The woman from the couple I’ve journeyed with steps forward.
“What is your name?”
“What are you good for?”
“She has a green thumb,” I say.
“A green thumb?” He says in a questioning Monty Python lilt.
“Yes,” she says, “Succulents, I’m good for succulents.”
My company and I traverse to another black light room after this. White, amoeba, spiral doodles glow from the back walls as a cymbal is rang loudly beside our heads. “Repeat after me,” our instructor says like a charismatic, yoga charlatan.
“I am happy. I am healthy. I am free from all evil,” as we spin around.
“Louder,” she barks!
“I am happy. I am healthy. I am free from all evil.”
“I can’t hear you!”
“I am happy. I am healthy. I am free from all evil.”
“Get out of here! You’re the most stressed out meditators I’ve ever seen!”
Next, we enter what feels like a harem, swathed in fabric, as we notice first four women in dancers leotards with their faces wrapped revealing only their sparkling eyes. In giddy, joyous serenades of laughter they burst forward, sweeping around us like a force of nature and ask us to shake our thing and shake our butts into their dance circle before they praise
us for our wonderful, smart, world class dance moves. These ladies lift our egos to the heights of super stars and heroes. We’re ready for Europe they say!

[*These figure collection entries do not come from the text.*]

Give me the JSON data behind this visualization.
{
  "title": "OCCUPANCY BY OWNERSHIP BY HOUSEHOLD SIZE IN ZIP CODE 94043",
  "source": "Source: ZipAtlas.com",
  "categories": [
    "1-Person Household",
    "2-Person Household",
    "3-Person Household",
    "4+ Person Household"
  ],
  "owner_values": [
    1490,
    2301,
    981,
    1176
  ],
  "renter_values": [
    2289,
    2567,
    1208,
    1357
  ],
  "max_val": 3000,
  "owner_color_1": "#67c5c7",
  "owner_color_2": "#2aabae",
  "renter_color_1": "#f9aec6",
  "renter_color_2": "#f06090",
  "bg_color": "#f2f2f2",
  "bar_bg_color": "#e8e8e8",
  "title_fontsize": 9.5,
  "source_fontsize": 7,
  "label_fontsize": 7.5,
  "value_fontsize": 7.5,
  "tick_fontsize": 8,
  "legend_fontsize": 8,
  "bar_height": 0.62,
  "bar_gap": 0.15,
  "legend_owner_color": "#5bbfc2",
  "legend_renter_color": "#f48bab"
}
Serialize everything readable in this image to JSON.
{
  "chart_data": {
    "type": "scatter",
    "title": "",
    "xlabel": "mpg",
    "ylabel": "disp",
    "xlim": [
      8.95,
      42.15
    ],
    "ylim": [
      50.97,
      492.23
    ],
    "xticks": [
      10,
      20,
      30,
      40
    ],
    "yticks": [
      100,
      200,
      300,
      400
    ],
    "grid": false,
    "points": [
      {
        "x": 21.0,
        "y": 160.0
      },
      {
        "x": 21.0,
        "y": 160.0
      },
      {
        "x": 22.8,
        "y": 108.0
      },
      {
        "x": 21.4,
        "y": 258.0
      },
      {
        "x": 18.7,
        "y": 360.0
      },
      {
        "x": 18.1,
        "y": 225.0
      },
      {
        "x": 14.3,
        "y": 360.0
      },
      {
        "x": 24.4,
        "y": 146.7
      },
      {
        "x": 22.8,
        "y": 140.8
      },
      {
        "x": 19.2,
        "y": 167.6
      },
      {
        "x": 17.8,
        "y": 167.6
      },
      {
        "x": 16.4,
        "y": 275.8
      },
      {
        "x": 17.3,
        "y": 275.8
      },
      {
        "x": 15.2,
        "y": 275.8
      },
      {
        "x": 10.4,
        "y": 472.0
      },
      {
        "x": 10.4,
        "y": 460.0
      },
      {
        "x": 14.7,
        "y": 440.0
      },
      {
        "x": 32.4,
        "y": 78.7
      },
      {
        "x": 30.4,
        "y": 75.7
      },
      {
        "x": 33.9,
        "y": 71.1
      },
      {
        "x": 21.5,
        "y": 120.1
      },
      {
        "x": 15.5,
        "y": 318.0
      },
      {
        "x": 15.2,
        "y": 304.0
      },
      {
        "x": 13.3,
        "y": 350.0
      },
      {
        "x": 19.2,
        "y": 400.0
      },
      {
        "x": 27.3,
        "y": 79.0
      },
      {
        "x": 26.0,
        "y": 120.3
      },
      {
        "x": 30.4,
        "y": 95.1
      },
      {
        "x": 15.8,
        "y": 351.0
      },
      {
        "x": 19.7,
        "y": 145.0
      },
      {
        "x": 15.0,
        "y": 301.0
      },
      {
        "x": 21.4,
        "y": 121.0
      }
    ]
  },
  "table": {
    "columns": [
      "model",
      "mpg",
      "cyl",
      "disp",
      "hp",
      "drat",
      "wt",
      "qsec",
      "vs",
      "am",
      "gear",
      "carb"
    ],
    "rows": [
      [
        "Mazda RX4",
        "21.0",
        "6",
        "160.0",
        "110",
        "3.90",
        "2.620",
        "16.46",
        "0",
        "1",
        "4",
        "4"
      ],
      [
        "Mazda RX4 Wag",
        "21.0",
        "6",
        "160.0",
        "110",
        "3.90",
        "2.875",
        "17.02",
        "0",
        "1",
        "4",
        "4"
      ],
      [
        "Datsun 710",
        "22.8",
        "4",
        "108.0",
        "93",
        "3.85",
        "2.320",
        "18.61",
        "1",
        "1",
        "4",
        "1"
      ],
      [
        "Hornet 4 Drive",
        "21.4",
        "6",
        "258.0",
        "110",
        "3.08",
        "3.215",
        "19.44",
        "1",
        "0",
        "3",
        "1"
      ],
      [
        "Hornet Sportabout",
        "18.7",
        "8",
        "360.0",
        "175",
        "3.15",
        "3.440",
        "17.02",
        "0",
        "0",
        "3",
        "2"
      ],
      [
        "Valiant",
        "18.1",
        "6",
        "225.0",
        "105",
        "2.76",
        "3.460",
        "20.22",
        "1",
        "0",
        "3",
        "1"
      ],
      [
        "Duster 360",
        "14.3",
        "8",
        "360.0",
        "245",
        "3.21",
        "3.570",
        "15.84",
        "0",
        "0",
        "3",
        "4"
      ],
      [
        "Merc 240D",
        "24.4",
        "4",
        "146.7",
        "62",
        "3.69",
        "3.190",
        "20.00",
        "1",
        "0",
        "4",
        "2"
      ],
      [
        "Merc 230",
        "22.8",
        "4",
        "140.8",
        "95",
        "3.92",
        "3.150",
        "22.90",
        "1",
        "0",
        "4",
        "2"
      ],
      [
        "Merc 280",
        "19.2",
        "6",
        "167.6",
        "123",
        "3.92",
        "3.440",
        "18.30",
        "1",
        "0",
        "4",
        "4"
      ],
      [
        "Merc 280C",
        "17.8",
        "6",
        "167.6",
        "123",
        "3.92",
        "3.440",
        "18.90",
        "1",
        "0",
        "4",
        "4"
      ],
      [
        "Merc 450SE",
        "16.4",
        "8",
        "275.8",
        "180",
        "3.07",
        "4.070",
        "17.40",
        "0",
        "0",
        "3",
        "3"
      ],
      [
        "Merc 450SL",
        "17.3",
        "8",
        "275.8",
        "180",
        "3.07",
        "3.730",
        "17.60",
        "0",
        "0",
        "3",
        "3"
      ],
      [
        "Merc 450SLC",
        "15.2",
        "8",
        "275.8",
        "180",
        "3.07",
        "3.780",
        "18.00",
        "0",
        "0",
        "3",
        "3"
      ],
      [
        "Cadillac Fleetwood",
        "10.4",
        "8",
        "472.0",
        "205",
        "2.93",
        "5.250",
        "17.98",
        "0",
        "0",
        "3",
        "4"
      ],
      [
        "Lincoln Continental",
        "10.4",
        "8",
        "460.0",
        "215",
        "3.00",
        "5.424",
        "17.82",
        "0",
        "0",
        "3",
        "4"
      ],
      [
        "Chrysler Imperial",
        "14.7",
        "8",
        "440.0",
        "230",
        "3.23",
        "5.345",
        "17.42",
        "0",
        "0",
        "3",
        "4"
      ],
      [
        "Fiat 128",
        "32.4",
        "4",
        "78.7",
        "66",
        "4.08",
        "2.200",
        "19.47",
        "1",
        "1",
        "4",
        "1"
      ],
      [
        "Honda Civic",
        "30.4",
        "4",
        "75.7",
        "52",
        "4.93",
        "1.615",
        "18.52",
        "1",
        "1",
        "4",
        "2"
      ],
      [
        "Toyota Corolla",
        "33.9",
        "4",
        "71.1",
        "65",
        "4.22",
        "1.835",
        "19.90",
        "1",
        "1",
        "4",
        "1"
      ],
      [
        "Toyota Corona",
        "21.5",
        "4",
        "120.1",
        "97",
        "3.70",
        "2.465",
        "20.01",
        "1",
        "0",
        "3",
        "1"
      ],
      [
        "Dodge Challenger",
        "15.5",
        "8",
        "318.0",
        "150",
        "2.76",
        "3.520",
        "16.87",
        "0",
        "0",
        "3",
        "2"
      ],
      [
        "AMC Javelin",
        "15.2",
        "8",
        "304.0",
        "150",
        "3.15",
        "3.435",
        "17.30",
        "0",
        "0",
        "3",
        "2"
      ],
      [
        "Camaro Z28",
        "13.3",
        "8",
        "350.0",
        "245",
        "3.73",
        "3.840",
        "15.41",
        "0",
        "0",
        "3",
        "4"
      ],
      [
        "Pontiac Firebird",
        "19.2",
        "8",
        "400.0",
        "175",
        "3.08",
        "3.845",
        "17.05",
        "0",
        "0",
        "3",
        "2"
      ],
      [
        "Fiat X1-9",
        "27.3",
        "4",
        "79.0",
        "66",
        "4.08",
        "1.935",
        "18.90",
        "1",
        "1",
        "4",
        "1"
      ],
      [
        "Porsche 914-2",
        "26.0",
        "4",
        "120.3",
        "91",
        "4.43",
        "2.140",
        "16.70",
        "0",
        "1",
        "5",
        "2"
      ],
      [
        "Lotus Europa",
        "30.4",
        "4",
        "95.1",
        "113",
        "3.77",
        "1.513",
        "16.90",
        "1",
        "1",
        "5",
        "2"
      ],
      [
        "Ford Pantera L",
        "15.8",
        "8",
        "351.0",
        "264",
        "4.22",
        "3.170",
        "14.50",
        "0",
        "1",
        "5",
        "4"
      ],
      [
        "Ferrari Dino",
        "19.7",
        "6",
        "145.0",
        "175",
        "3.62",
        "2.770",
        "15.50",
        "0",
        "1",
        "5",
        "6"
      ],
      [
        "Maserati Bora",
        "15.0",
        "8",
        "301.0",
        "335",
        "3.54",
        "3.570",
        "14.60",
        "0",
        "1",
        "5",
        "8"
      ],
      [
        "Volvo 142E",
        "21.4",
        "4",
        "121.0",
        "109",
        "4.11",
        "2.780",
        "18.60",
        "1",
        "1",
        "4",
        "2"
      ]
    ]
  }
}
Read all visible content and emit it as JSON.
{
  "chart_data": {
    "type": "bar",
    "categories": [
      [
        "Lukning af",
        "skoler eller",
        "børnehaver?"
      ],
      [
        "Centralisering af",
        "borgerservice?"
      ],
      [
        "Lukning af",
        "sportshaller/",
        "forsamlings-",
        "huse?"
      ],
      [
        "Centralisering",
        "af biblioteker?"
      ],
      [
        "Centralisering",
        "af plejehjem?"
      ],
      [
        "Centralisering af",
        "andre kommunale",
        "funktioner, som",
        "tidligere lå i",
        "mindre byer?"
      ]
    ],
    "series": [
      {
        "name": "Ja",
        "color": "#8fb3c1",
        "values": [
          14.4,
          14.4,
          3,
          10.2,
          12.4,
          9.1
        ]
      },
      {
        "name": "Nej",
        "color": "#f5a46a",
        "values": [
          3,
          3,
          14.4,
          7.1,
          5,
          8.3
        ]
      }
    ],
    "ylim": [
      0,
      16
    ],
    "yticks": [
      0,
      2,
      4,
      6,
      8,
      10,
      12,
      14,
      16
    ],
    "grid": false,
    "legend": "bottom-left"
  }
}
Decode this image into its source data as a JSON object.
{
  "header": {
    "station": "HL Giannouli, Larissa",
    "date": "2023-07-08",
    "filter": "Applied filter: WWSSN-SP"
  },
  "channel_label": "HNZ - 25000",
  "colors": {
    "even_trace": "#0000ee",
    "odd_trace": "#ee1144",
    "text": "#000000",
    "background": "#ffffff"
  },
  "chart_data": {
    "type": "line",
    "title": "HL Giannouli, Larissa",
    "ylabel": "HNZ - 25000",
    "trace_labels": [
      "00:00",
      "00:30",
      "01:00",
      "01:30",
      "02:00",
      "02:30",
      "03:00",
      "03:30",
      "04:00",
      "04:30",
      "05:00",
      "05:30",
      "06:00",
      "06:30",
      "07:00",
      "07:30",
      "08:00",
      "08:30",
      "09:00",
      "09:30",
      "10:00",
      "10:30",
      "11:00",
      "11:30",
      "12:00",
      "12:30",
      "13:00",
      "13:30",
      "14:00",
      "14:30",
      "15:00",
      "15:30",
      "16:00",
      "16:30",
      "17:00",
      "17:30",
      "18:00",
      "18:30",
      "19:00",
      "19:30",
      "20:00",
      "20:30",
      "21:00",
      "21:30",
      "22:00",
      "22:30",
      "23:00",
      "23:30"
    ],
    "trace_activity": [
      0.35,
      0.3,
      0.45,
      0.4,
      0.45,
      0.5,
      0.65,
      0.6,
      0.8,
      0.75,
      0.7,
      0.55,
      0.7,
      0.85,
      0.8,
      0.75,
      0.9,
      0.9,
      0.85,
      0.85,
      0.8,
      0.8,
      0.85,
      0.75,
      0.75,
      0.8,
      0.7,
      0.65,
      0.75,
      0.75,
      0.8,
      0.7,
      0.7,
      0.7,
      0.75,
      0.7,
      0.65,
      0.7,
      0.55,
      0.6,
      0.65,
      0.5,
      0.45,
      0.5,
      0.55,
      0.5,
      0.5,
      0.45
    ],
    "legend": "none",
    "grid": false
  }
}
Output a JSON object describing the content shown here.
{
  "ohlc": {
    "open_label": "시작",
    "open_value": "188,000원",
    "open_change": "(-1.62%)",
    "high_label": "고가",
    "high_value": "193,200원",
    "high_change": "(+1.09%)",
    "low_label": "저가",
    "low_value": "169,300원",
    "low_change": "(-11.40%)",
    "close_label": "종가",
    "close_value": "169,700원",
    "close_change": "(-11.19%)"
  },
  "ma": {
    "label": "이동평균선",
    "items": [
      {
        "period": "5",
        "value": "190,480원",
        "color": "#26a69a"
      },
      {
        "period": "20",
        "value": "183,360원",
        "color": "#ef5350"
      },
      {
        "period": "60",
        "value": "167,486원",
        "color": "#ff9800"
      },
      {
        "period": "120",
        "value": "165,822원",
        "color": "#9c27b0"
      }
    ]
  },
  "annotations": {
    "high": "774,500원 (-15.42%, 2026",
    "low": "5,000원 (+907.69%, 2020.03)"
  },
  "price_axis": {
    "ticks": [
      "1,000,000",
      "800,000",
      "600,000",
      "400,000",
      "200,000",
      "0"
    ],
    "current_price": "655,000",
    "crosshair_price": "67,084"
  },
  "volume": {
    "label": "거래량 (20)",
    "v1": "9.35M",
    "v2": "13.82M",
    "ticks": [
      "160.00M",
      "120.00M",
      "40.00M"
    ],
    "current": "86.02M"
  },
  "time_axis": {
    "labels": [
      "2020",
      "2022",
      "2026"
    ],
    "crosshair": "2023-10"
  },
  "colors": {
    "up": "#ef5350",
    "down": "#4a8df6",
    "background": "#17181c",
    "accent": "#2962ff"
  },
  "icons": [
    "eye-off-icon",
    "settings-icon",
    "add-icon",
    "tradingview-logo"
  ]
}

The last room we see is the shadow tale of the night. We’re instructed to knock to enter a club. A man in a black hoodie pulled up over his head sits as a bouncer in the corner of the room as we observe rows of records lining half the floor. The faces of black artists stare back at us from the vintage covers, and the image of a black man with a gold pallor cast to his face is projected onto the wall. It’s clear that we’re expected to stand and be silent observers. Thus begins a gut wrenching video montage of the most unspeakable violence African Americans have experienced in white America. It’s a sobering display of violence I’m still absorbing into my mind.
RFA is serious play, I remember.
We have one last stop to visit. We’re ushered upstairs and join everyone who has also been traveling through their own route in and out of rooms. We move together into a streaming line into the last room we’ll experience this night where a marching band joins us and all actors from all of the rooms parade in. This is the finale!
The sheets hanging from the ceiling as walls drop, and we’re all together in the last passage. The journey is both completed and just begun! We navigated Rooms Fall Apart with our curiosity and quivering hearts. Life got bent backwards, forwards. We’re elated and expanded. We’re home again.
Rooms and Rooms and Rooms and Rooms, here’s some more rooms I visited on Sunday and other Rooms I wish I got to immerse myself in…. There are a plethora of Rooms…
I enter a birthday party where I’m served potato chips and Skittles. I’m shown an album of the birthday boy who I immediately recognize then I hear a gunshot outside, and I know Trayvon won’t be attending his party.
I enter a waiting room that looks like a Beetlejuice dream with a desk clerk from hell and a nonexistent blue square I’m firmly told to go stand in.
I made a special request to visit this room where I crawled through a tunnel to find a hooded beat boxer who placed my hands on his chest to feel his heart as he beat boxed and throat sang like a Tuvan monk.
I entered an adobe pink womb/room with the voices of gods calling from above as they dropped me markers so I could draw flowers and sperm on their cave wall, and speculate with them on what makes humans, humans. Is it tool-wielding thumbs?
I entered a woman’s bathroom and watched her stick hypodermic needles into her black Barbie before she sparkled my eyes in gold glitter.
I’m invited into a home where everything is covered in Saran Wrap, and I’m told to sit on the floor to keep the furniture nice, as the wife pukes in the toilet and the television is pumped at full blast until the electricity bill isn’t paid and the lights go out.